The Fred Jones Jr. Museum of art is having an exhibit of Frankoma dishware.
BY SHERREL JONES Published: May 30, 2012

I can't say exactly when my fascination with dishes began, but certainly it was nurtured in my grandmother's kitchen. Her large sunny kitchen was a dish lover's paradise. A wall of windows across the south shed brilliant light into the white room. The cabinets had those pretty glass knobs that looked like giant crystal beads. My curiosity centered on a wall with large sliding doors opening to stacks of dishes, glassware and her growing collection of salt and pepper shakers.

I was hooked. I could occasionally talk her out of something from the vast collection: A lonely pepper shaker missing its mate for salt, a tiny vase, a little green glass but never one of the dishes shaped like apples.

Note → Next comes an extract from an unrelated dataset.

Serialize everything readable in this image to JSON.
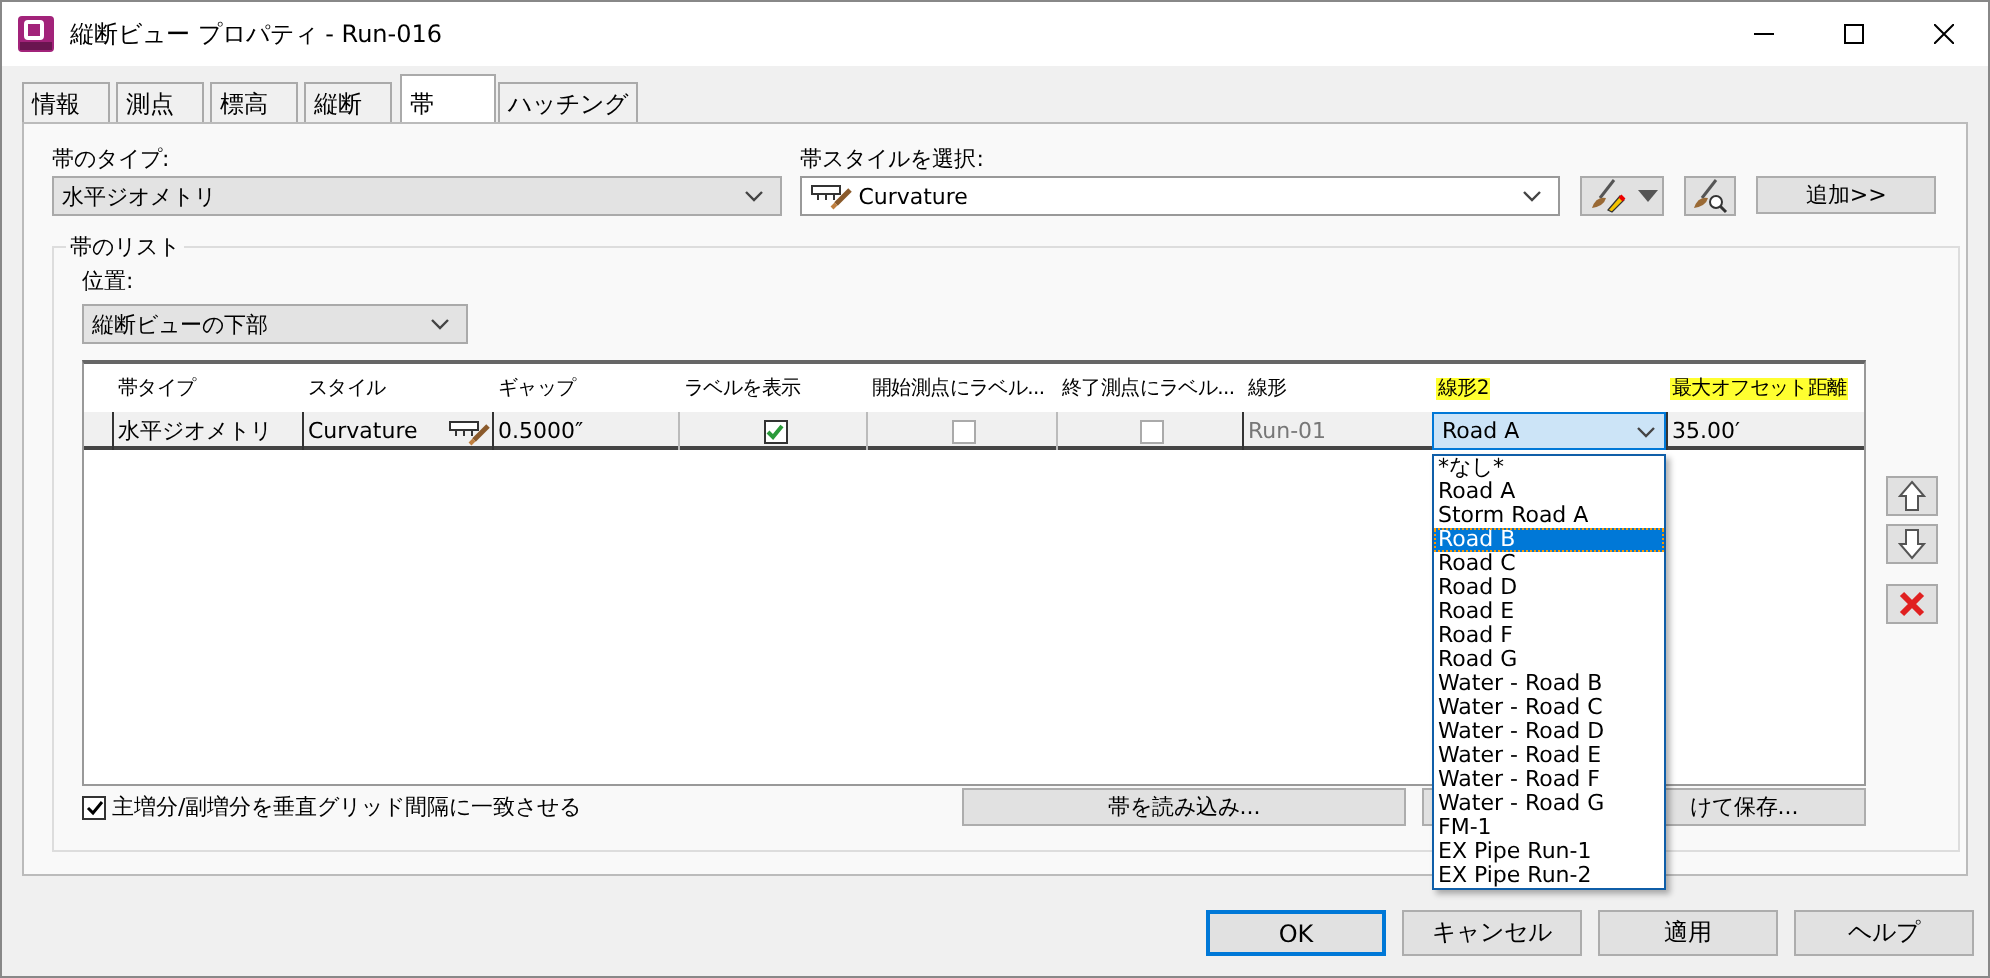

I'm not sure anyone is ever cured of dish collecting until storage becomes an issue.

At grandmother Della's home, her china cabinet was the center of my attention. Its dark wood with glass on three sides held countless treasures. I thought that cabinet to be the most beautiful piece of furniture in the world.

Today that cabinet graces our dining room with far more than the dishes it holds. The memories of good times, great food and family come alive from that splendid old china cabinet and all the dishes it has held since it was purchased over 90 years ago.

It's easy to see why I couldn't resist heading to Norman to the Fred Jones Jr. Museum of Art to see the special exhibit of Frankoma Pottery. I was fascinated by the use of Oklahoma clay in the production of these unique designs. The clay came from both the Ada and Sapulpa areas. Frankoma Pottery itself has plenty of stories behind the dishes produced from its kilns over the years.

John Frank came to Oklahoma in 1927 as professor of ceramics after his graduation from the Art Institute of Chicago. After developing the pottery program at the University of Oklahoma, Frank resigned in 1936 to devote his full energy to developing a pottery business. It started as a home studio project called Frank Potteries. Frank's wife coined the name “Frankoma” using Frank's name fused with part of Oklahoma.